Recently, a local colleague of mine published an article in a national newspaper in which he called for "Judaism to be relevant." When I met him in a semi-public setting, I asked him what he meant by that. He said: "we have to meet people where they are."
I pressed him for his own osition on Judaism and he said:
"we can't be all things to people."
We subsequently had lunch and I discovered that, despite the above, he is a thoughtful, learned rabbi.
Why does an intelligent Rabbi need to speak in cliches in public and how can such a public stance ever be relevant.

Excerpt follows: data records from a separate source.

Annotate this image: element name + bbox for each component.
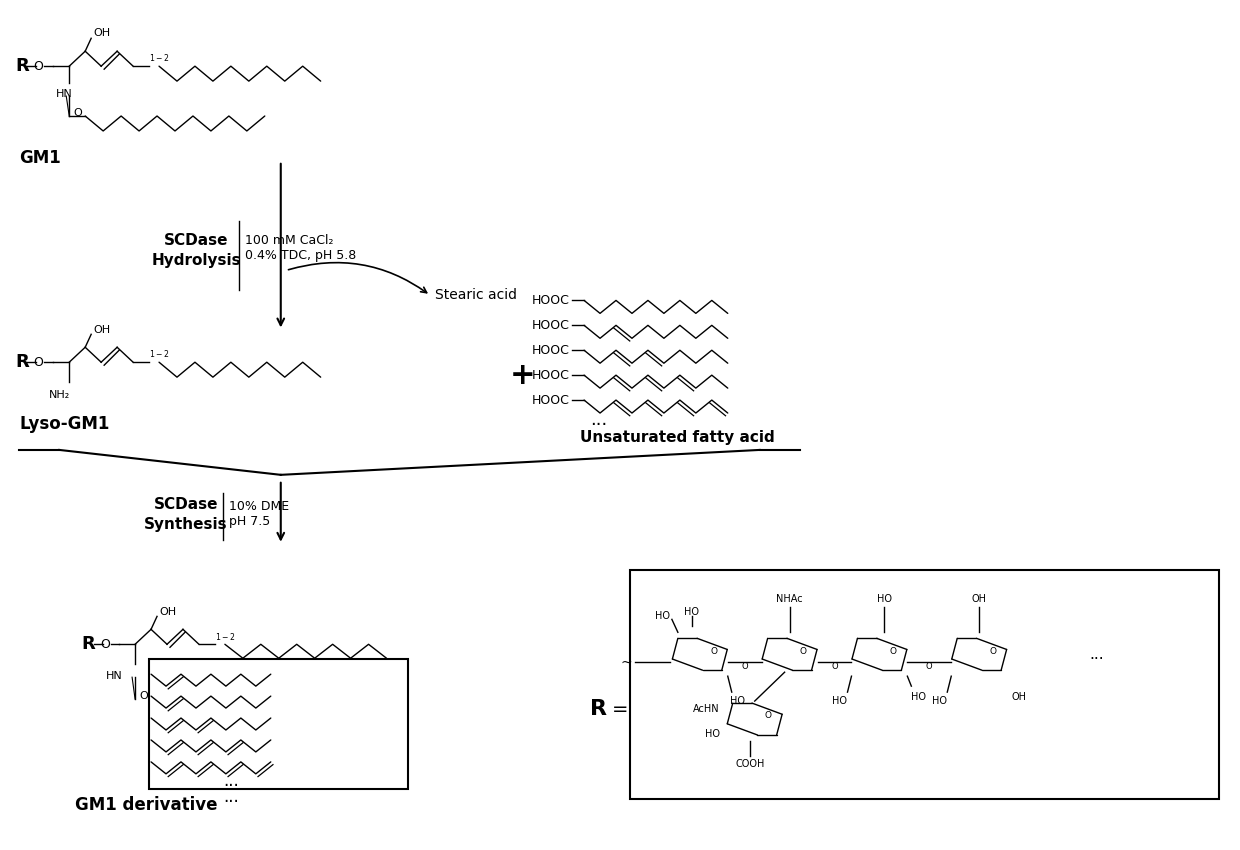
- Bar: [149, 660, 408, 789]
- Text: HO: HO: [832, 696, 847, 706]
- Text: O: O: [73, 108, 82, 118]
- Text: $_{1-2}$: $_{1-2}$: [149, 349, 170, 361]
- Text: HN: HN: [56, 89, 73, 99]
- Text: AcHN: AcHN: [693, 704, 719, 714]
- Text: HOOC: HOOC: [532, 394, 570, 406]
- Text: SCDase
Synthesis: SCDase Synthesis: [144, 497, 228, 532]
- Text: $_{1-2}$: $_{1-2}$: [215, 631, 236, 643]
- Text: HO: HO: [704, 729, 719, 739]
- Text: O: O: [831, 661, 838, 671]
- Text: O: O: [100, 638, 110, 651]
- Text: R: R: [15, 57, 29, 75]
- Bar: [630, 570, 1219, 799]
- Text: SCDase
Hydrolysis: SCDase Hydrolysis: [151, 233, 241, 268]
- Text: R: R: [590, 699, 608, 719]
- Text: HO: HO: [730, 696, 745, 706]
- Text: NHAc: NHAc: [776, 594, 804, 604]
- Text: 10% DME
pH 7.5: 10% DME pH 7.5: [229, 500, 289, 528]
- Text: GM1 derivative: GM1 derivative: [74, 796, 217, 813]
- Text: HO: HO: [684, 608, 699, 617]
- Text: OH: OH: [972, 594, 987, 604]
- Text: ...: ...: [223, 772, 239, 790]
- Text: Unsaturated fatty acid: Unsaturated fatty acid: [580, 430, 775, 445]
- Text: =: =: [613, 700, 629, 718]
- Text: HO: HO: [911, 692, 926, 702]
- Text: R: R: [15, 354, 29, 371]
- Text: +: +: [510, 360, 534, 389]
- Text: HOOC: HOOC: [532, 369, 570, 382]
- Text: O: O: [765, 711, 773, 720]
- Text: OH: OH: [1011, 692, 1027, 702]
- Text: COOH: COOH: [735, 759, 764, 769]
- Text: O: O: [990, 647, 997, 655]
- Text: OH: OH: [93, 28, 110, 38]
- Text: O: O: [926, 661, 932, 671]
- Text: O: O: [742, 661, 748, 671]
- Text: HO: HO: [877, 594, 892, 604]
- Text: HOOC: HOOC: [532, 294, 570, 307]
- Text: HO: HO: [932, 696, 947, 706]
- Text: O: O: [889, 647, 897, 655]
- Text: HOOC: HOOC: [532, 319, 570, 332]
- Text: ...: ...: [590, 411, 608, 429]
- Text: Stearic acid: Stearic acid: [435, 288, 517, 303]
- Text: O: O: [33, 355, 43, 369]
- Text: OH: OH: [93, 326, 110, 335]
- Text: O: O: [800, 647, 807, 655]
- Text: Lyso-GM1: Lyso-GM1: [20, 415, 109, 433]
- Text: ...: ...: [1089, 647, 1104, 662]
- Text: HO: HO: [655, 611, 670, 621]
- Text: O: O: [139, 691, 148, 701]
- Text: OH: OH: [159, 608, 176, 617]
- Text: NH₂: NH₂: [48, 390, 69, 400]
- Text: 100 mM CaCl₂
0.4% TDC, pH 5.8: 100 mM CaCl₂ 0.4% TDC, pH 5.8: [244, 234, 356, 262]
- Text: O: O: [33, 60, 43, 73]
- Text: R: R: [81, 635, 95, 654]
- Text: $_{1-2}$: $_{1-2}$: [149, 53, 170, 65]
- Text: HOOC: HOOC: [532, 343, 570, 357]
- Text: GM1: GM1: [20, 149, 61, 167]
- Text: ...: ...: [223, 788, 239, 806]
- Text: ~: ~: [620, 655, 632, 669]
- Text: O: O: [711, 647, 717, 655]
- Text: HN: HN: [107, 672, 123, 681]
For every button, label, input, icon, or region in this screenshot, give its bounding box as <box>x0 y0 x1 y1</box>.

But I think my colleague is on to something: take the organized Jewish community's response this week to the shameful Israeli parliament law criminalizing of free speech on West Bank settlements (anti-boycott law). For over a year, as the Knesset bill wound its way through committee and preliminary votes, the progressive Israel/Palestine blogosphere has warned of this impending train wreck. In my own clergy world I tried repeatedly to have a statement issued warning against this law. Nobody was willing to be the first to condemn Israel. This week, the passing of the anti-boycott law, did the trick and produced a sudden torrent of high-minded resolutions. Following on the heels of the U.S. State Department, the ADL (!), and a range of Israeli organizations, American Jewish religious organizations have suddenly discovered their voice. Handel in Judas Maccabeus might have called this outpouring of righteous condemnation: "pious orgies".
How relevant can Judaism be when it only comments on the past?
Oh, and had the issue not been about muzzling human rights activists and criminalizing free speech but something really important, say, making sure that Reform Jews get the same discriminatory privileges as Orthodox Jews, you can bet that the organized Jewish community in the U.S. would have been fully engaged in blocking that law.